Organovo is a leader in the relatively nascent field of 3D bio-printing, which essentially involves using 3D printing techniques to build a “scaffold” of cells which can then grow organically into working tissue. The company made headlines last year when it began selling its 3D-printed livers to pharmaceutical companies as a cheap way to test new drugs (3D bio-printing technology can’t yet print organs that work well enough to actually be implanted into the human body, though that is an eventual goal).

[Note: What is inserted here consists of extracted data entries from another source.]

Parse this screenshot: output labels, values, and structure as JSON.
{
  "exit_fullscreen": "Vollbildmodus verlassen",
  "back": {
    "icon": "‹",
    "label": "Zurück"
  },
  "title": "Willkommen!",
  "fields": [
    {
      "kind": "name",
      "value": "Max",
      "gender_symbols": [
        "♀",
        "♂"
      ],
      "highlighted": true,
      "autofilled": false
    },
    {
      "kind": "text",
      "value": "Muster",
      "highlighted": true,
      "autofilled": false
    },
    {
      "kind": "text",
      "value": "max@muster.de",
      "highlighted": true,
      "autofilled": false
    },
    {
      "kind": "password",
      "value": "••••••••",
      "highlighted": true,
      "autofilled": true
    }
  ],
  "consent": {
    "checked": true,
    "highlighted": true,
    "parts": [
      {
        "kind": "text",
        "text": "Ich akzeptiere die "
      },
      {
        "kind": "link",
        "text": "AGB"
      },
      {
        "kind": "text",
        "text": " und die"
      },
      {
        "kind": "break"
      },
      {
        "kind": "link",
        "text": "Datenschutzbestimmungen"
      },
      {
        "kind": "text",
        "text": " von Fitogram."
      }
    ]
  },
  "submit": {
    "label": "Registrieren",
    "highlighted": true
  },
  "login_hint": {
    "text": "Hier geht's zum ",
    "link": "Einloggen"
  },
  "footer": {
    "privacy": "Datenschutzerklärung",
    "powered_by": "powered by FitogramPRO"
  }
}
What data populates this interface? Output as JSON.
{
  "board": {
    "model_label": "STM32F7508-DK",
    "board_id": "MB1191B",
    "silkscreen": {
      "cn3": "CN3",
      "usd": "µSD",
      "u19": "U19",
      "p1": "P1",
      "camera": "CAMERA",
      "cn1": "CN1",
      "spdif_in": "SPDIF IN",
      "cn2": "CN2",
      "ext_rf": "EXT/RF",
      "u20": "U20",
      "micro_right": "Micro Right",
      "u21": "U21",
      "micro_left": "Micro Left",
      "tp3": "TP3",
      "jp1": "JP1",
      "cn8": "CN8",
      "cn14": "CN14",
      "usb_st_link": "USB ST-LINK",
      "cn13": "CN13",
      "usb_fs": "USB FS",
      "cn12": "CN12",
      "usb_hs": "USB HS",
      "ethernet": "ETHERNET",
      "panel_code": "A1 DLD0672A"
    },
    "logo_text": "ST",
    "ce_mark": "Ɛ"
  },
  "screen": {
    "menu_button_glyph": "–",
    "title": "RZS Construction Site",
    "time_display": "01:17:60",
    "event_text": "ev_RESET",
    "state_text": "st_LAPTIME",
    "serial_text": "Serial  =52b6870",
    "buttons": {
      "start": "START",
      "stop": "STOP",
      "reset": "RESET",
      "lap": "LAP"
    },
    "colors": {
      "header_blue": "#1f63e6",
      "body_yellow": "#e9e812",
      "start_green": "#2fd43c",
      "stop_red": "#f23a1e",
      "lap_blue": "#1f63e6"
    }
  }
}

Similarly, L’Oreal has an obvious need for cheap, fast, and harmless ways to test its products. In fact, the corporation has a subsidiary called Episkin which sells human skin tissue and has acquired skin engineering companies in the past. BBC reported that L’Oreal currently produces about 100,000 small skin samples per year, grown from tissues donated by plastic surgery patients.

As skin-printing technology progresses, it could be used for more impactful purposes than testing anti-wrinkle cream. Wake Forest Medical School, for example, is researching printing skin onto burn wounds to speed up the healing process.